The business case for artisanal miner engagement makes sense and can be estimated. Project economics are improved in a number of ways:
Reduced conflict risk
Put simply: blockades cost money, and violence costs more money. Materially reducing conflict risk improves project net presnt value (NPV) as these risks do not play out on projects.
Reduced security costs
Collaboration can change the profile of what security is needed and what security it makes sense to have.
Enhanced productivity through collaboration
Collaboration can have exploration and broader benefits.
Faster path to land rights
Social license that is partly earned through ASM collaboration is the fastest, lowest risk way of securing concession rights.

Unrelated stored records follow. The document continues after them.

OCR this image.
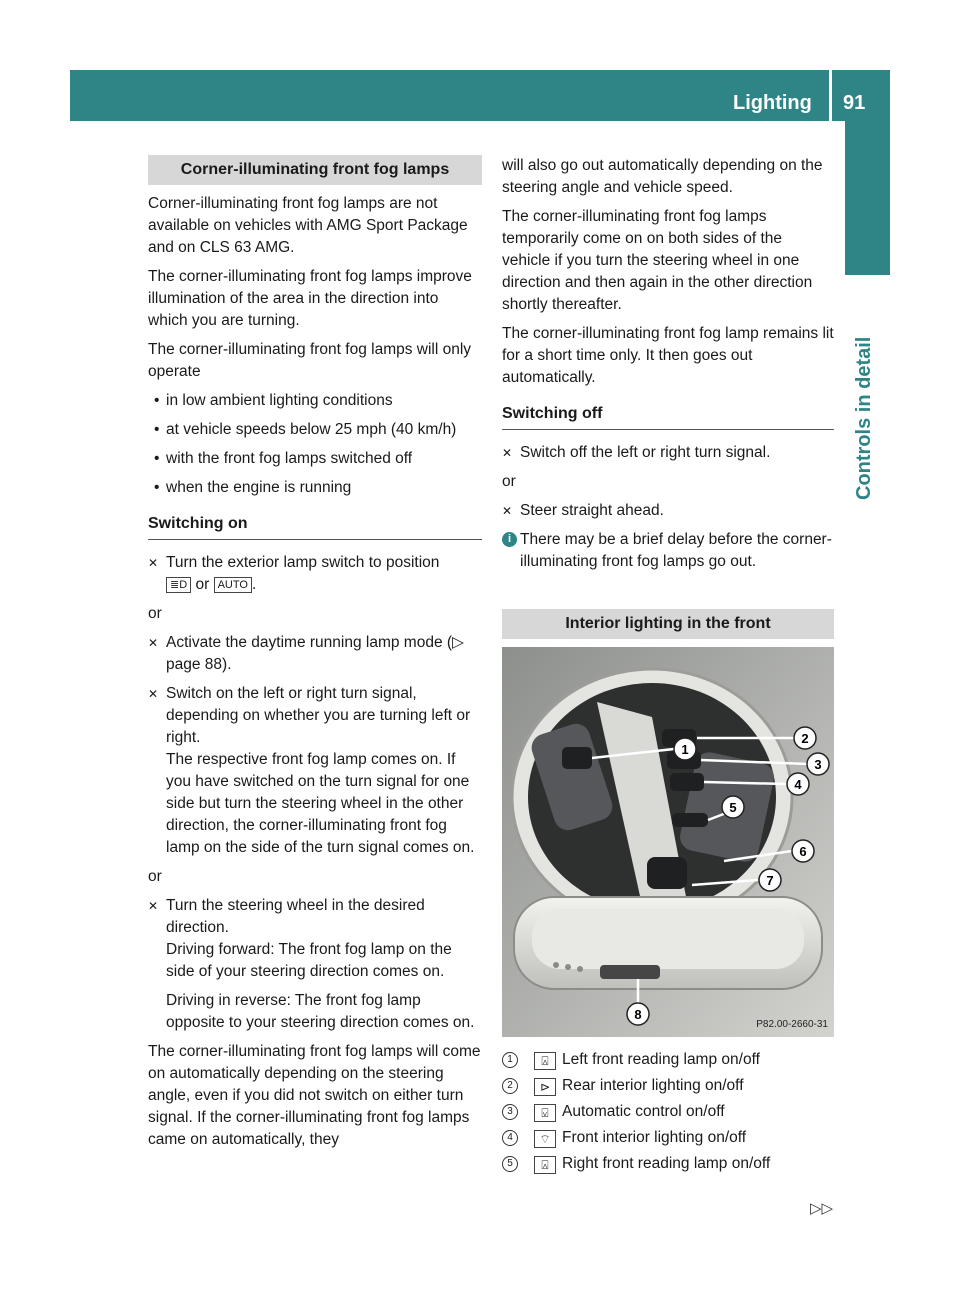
Lighting 91
Controls in detail
Corner-illuminating front fog lamps

Corner-illuminating front fog lamps are not available on vehicles with AMG Sport Package and on CLS 63 AMG.

The corner-illuminating front fog lamps improve illumination of the area in the direction into which you are turning.

The corner-illuminating front fog lamps will only operate

• in low ambient lighting conditions
• at vehicle speeds below 25 mph (40 km/h)
• with the front fog lamps switched off
• when the engine is running
Switching on
✕ Turn the exterior lamp switch to position
≣D or AUTO .

or

✕ Activate the daytime running lamp mode (▷ page 88).
✕ Switch on the left or right turn signal, depending on whether you are turning left or right.
The respective front fog lamp comes on. If you have switched on the turn signal for one side but turn the steering wheel in the other direction, the corner-illuminating front fog lamp on the side of the turn signal comes on.

or

✕ Turn the steering wheel in the desired direction.
Driving forward: The front fog lamp on the side of your steering direction comes on.
Driving in reverse: The front fog lamp opposite to your steering direction comes on.

The corner-illuminating front fog lamps will come on automatically depending on the steering angle, even if you did not switch on either turn signal. If the corner-illuminating front fog lamps came on automatically, they

will also go out automatically depending on the steering angle and vehicle speed.

The corner-illuminating front fog lamps temporarily come on on both sides of the vehicle if you turn the steering wheel in one direction and then again in the other direction shortly thereafter.

The corner-illuminating front fog lamp remains lit for a short time only. It then goes out automatically.

Switching off
✕ Switch off the left or right turn signal.

or

✕ Steer straight ahead.
i There may be a brief delay before the corner-illuminating front fog lamps go out.
Interior lighting in the front
1
2
3
4
5
6
7
8
P82.00-2660-31
1	⍓ Left front reading lamp on/off
2	⊳ Rear interior lighting on/off
3	⍌ Automatic control on/off
4	⌔ Front interior lighting on/off
5	⍓ Right front reading lamp on/off
▷▷
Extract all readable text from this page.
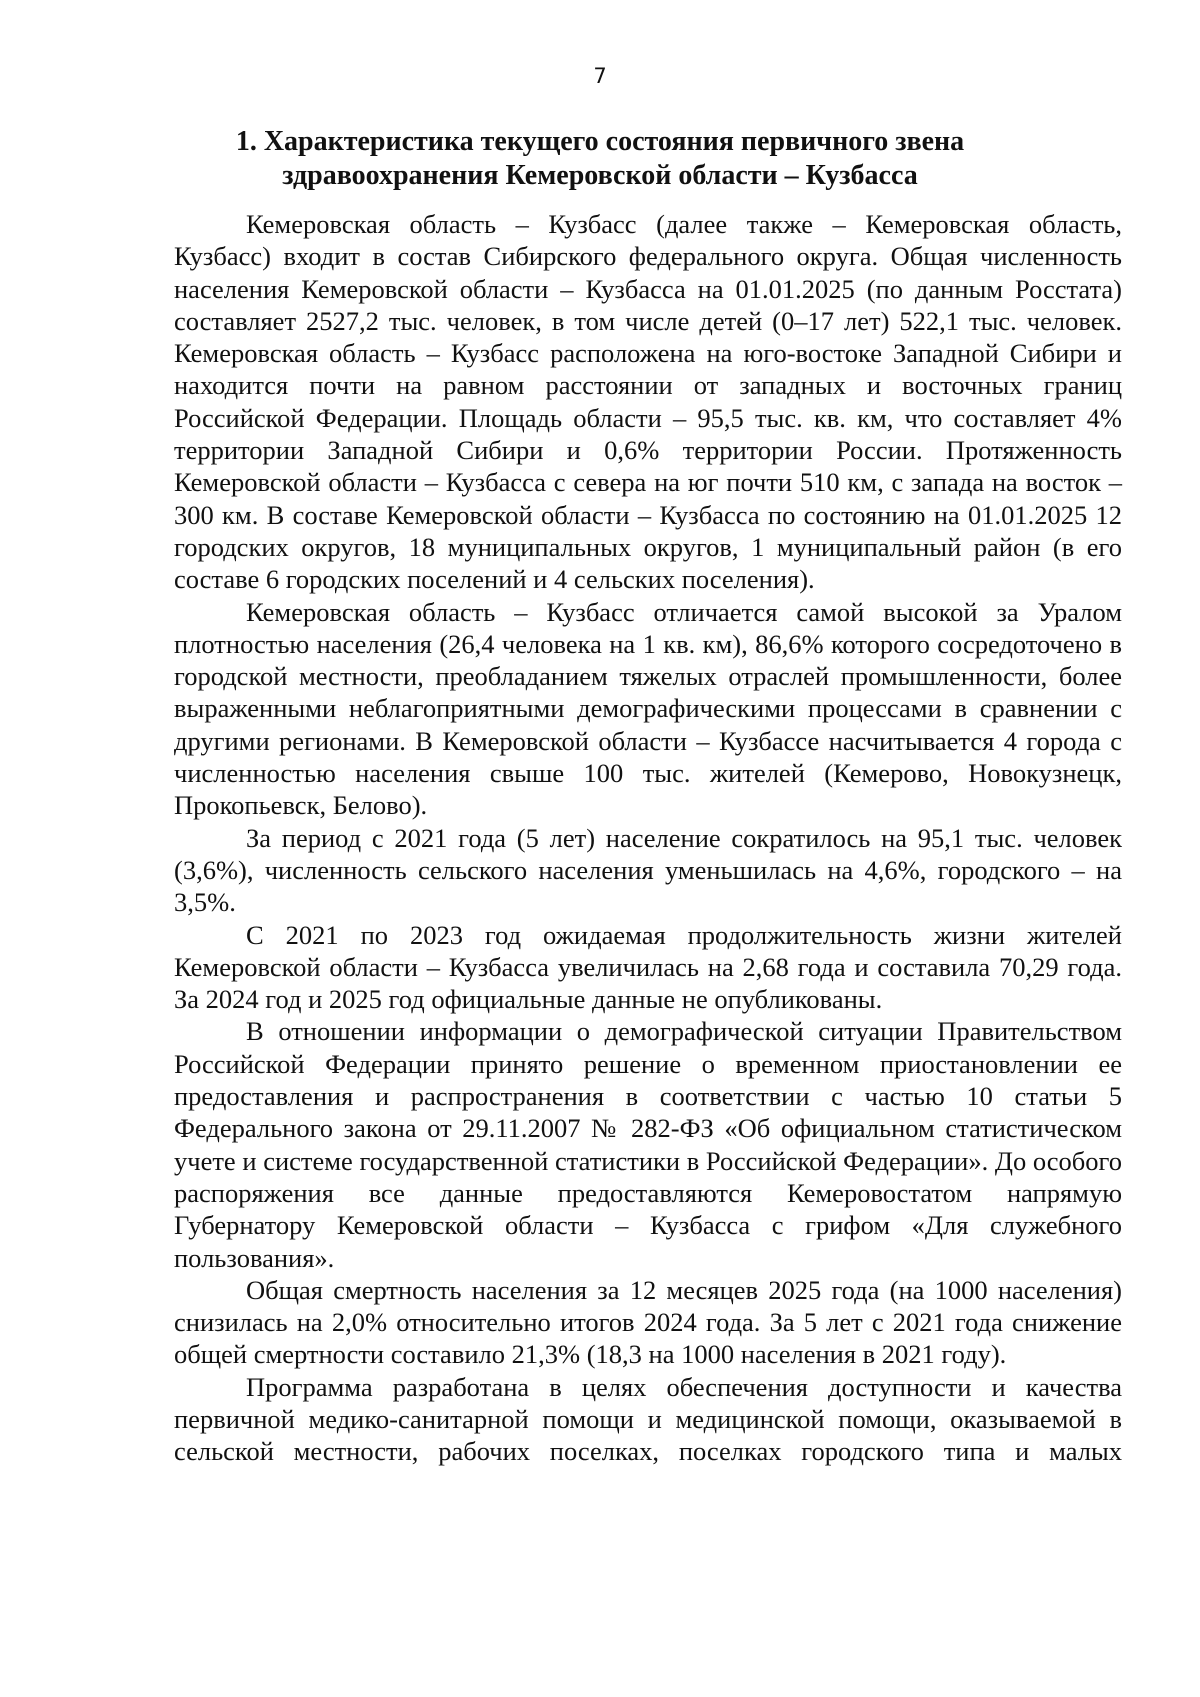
7
1. Характеристика текущего состояния первичного звена
здравоохранения Кемеровской области – Кузбасса

Кемеровская область – Кузбасс (далее также – Кемеровская область, Кузбасс) входит в состав Сибирского федерального округа. Общая численность населения Кемеровской области – Кузбасса на 01.01.2025 (по данным Росстата) составляет 2527,2 тыс. человек, в том числе детей (0–17 лет) 522,1 тыс. человек. Кемеровская область – Кузбасс расположена на юго-востоке Западной Сибири и находится почти на равном расстоянии от западных и восточных границ Российской Федерации. Площадь области – 95,5 тыс. кв. км, что составляет 4% территории Западной Сибири и 0,6% территории России. Протяженность Кемеровской области – Кузбасса с севера на юг почти 510 км, с запада на восток – 300 км. В составе Кемеровской области – Кузбасса по состоянию на 01.01.2025 12 городских округов, 18 муниципальных округов, 1 муниципальный район (в его составе 6 городских поселений и 4 сельских поселения).

Кемеровская область – Кузбасс отличается самой высокой за Уралом плотностью населения (26,4 человека на 1 кв. км), 86,6% которого сосредоточено в городской местности, преобладанием тяжелых отраслей промышленности, более выраженными неблагоприятными демографическими процессами в сравнении с другими регионами. В Кемеровской области – Кузбассе насчитывается 4 города с численностью населения свыше 100 тыс. жителей (Кемерово, Новокузнецк, Прокопьевск, Белово).

За период с 2021 года (5 лет) население сократилось на 95,1 тыс. человек (3,6%), численность сельского населения уменьшилась на 4,6%, городского – на 3,5%.

С 2021 по 2023 год ожидаемая продолжительность жизни жителей Кемеровской области – Кузбасса увеличилась на 2,68 года и составила 70,29 года. За 2024 год и 2025 год официальные данные не опубликованы.

В отношении информации о демографической ситуации Правительством Российской Федерации принято решение о временном приостановлении ее предоставления и распространения в соответствии с частью 10 статьи 5 Федерального закона от 29.11.2007 № 282-ФЗ «Об официальном статистическом учете и системе государственной статистики в Российской Федерации». До особого распоряжения все данные предоставляются Кемеровостатом напрямую Губернатору Кемеровской области – Кузбасса с грифом «Для служебного пользования».

Общая смертность населения за 12 месяцев 2025 года (на 1000 населения) снизилась на 2,0% относительно итогов 2024 года. За 5 лет с 2021 года снижение общей смертности составило 21,3% (18,3 на 1000 населения в 2021 году).

Программа разработана в целях обеспечения доступности и качества первичной медико-санитарной помощи и медицинской помощи, оказываемой в сельской местности, рабочих поселках, поселках городского типа и малых
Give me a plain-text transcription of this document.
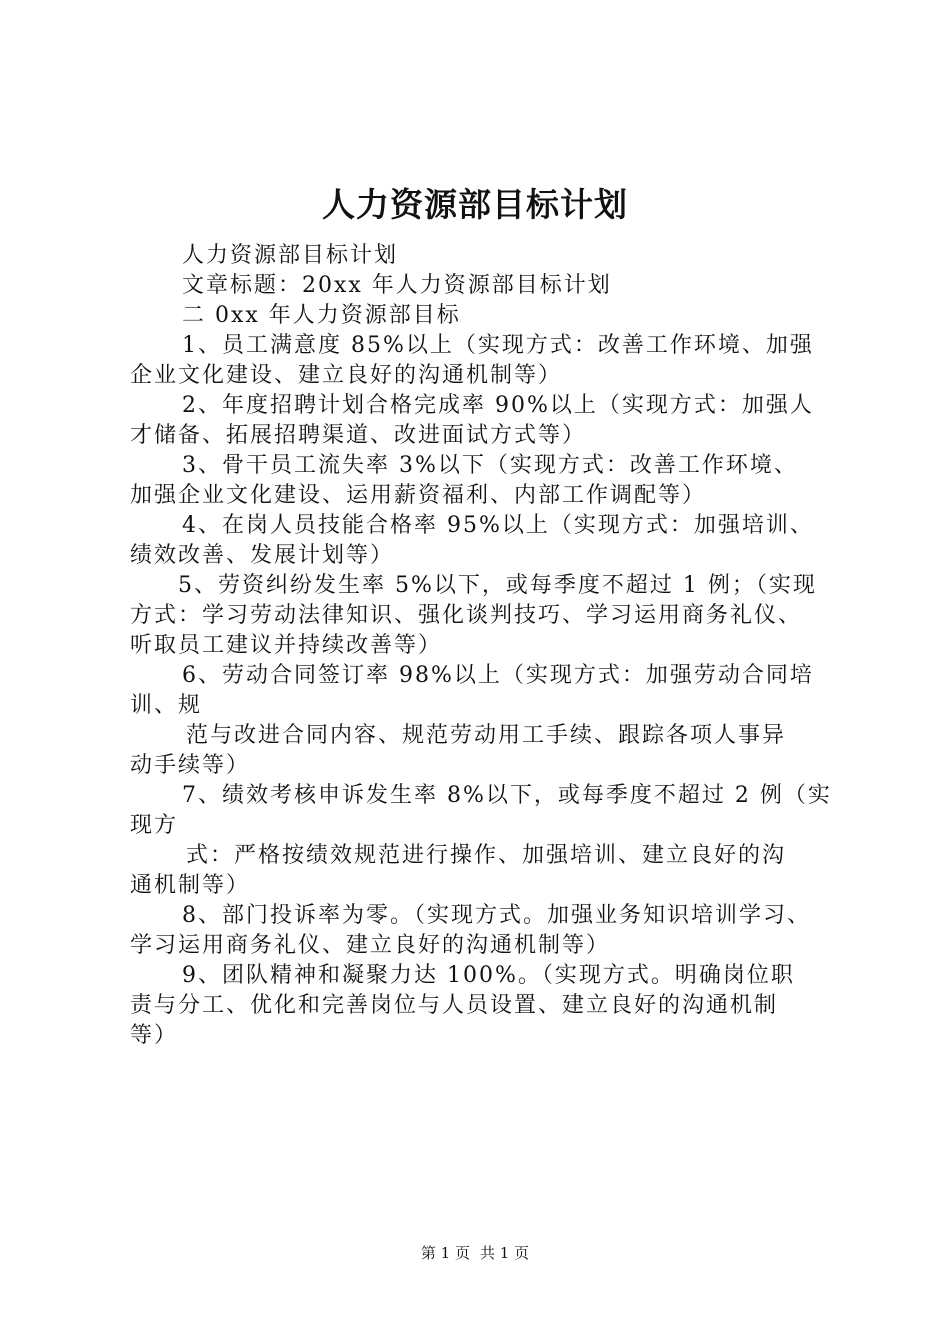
人力资源部目标计划
人力资源部目标计划
文章标题：20xx 年人力资源部目标计划
二 0xx 年人力资源部目标
1、员工满意度 85%以上（实现方式：改善工作环境、加强
企业文化建设、建立良好的沟通机制等）
2、年度招聘计划合格完成率 90%以上（实现方式：加强人
才储备、拓展招聘渠道、改进面试方式等）
3、骨干员工流失率 3%以下（实现方式：改善工作环境、
加强企业文化建设、运用薪资福利、内部工作调配等）
4、在岗人员技能合格率 95%以上（实现方式：加强培训、
绩效改善、发展计划等）
5、劳资纠纷发生率 5%以下，或每季度不超过 1 例；（实现
方式：学习劳动法律知识、强化谈判技巧、学习运用商务礼仪、
听取员工建议并持续改善等）
6、劳动合同签订率 98%以上（实现方式：加强劳动合同培
训、规
范与改进合同内容、规范劳动用工手续、跟踪各项人事异
动手续等）
7、绩效考核申诉发生率 8%以下，或每季度不超过 2 例（实
现方
式：严格按绩效规范进行操作、加强培训、建立良好的沟
通机制等）
8、部门投诉率为零。（实现方式。加强业务知识培训学习、
学习运用商务礼仪、建立良好的沟通机制等）
9、团队精神和凝聚力达 100%。（实现方式。明确岗位职
责与分工、优化和完善岗位与人员设置、建立良好的沟通机制
等）
第 1 页 共 1 页
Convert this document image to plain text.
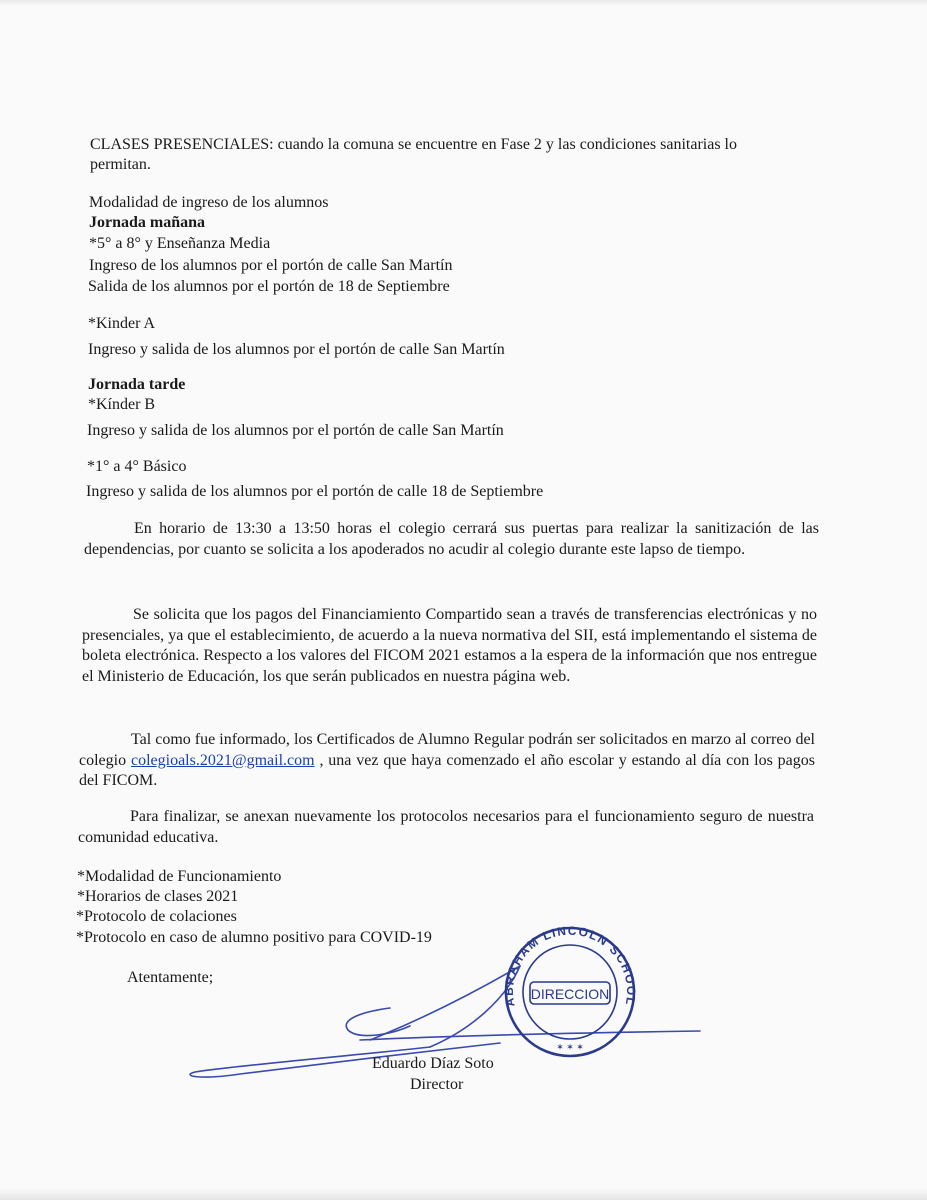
CLASES PRESENCIALES: cuando la comuna se encuentre en Fase 2 y las condiciones sanitarias lo
permitan.
Modalidad de ingreso de los alumnos
Jornada mañana
*5° a 8° y Enseñanza Media
Ingreso de los alumnos por el portón de calle San Martín
Salida de los alumnos por el portón de 18 de Septiembre
*Kinder A
Ingreso y salida de los alumnos por el portón de calle San Martín
Jornada tarde
*Kínder B
Ingreso y salida de los alumnos por el portón de calle San Martín
*1° a 4° Básico
Ingreso y salida de los alumnos por el portón de calle 18 de Septiembre
En horario de 13:30 a 13:50 horas el colegio cerrará sus puertas para realizar la sanitización de las dependencias, por cuanto se solicita a los apoderados no acudir al colegio durante este lapso de tiempo.
Se solicita que los pagos del Financiamiento Compartido sean a través de transferencias electrónicas y no presenciales, ya que el establecimiento, de acuerdo a la nueva normativa del SII, está implementando el sistema de boleta electrónica. Respecto a los valores del FICOM 2021 estamos a la espera de la información que nos entregue el Ministerio de Educación, los que serán publicados en nuestra página web.
Tal como fue informado, los Certificados de Alumno Regular podrán ser solicitados en marzo al correo del colegio colegioals.2021@gmail.com , una vez que haya comenzado el año escolar y estando al día con los pagos del FICOM.
Para finalizar, se anexan nuevamente los protocolos necesarios para el funcionamiento seguro de nuestra comunidad educativa.
*Modalidad de Funcionamiento
*Horarios de clases 2021
*Protocolo de colaciones
*Protocolo en caso de alumno positivo para COVID-19
Atentamente;
ABRAHAM LINCOLN SCHOOL
DIRECCION
✶ ✶ ✶
Eduardo Díaz Soto
Director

Along with the benefits of relationships angled towards collaboration instead of conflict, building trust with artisanal miners can contribute to earning social license with broader communities in the region, keeping in mind that artisanal miners are often extensions of these neighbouring communities.
Impacts on results can be very significant, along with external benefits that will result for artisanal miners as well as for communities in the area of influence of a project. Being disciplined and clear on theory of change implications that these impacts is an essential part of developing the understanding that is key to success.
As with broader community engagement that leads to earning social license, successful engagement with artisanal miners needs to be culturally grounded in the large mining company.
Respecting and valuing the perspectives of artisanal miners is a starting point for earnest dialogue that seeks out win/win solutions. Patience is essential – the speed of trust cannot be bypassed as part of this dialogue.
Looking deeper, solutions that build mutual LSM-ASM value require flexibility in LSM functions. Value is long term and may require doing things that are outside of leveraged LSM business practices, such as collaborating offline and in environments with legal contracts are not as formally documented as they may be with other stakeholders. This might be necessary in a situation where a contract supported by digitised business flows may not be fit for purpose with potentially illiterate artisanal miners who do not have the educational context for engaging on that level.
Taking a proactive stance on engagement with artisanal miners who share land concessions with large mining projects brings value to the large mining community, to artisanal miners themselves and to broader communities that are in the area of influence of the project.
Success requires earnest, respectful engagement and collaborative solution design that integrates the voices of artisanal miners. This work is essential for delivering sustainable value and development as trust becomes the norm in relationships.
Large-scale projects are natural focal points in formalisation initiatives, which also require highly capable socio-economic, data, safety, mining practice, digitisation, communication and engagement expertise.
Delivering success makes strong business sense as conflict and other risks are converted into collaborative productivity improvement opportunities for large projects, catalysing potential sustainable development in neighbouring communities and enhancing both dignity and productivity or artisanal miners themselves.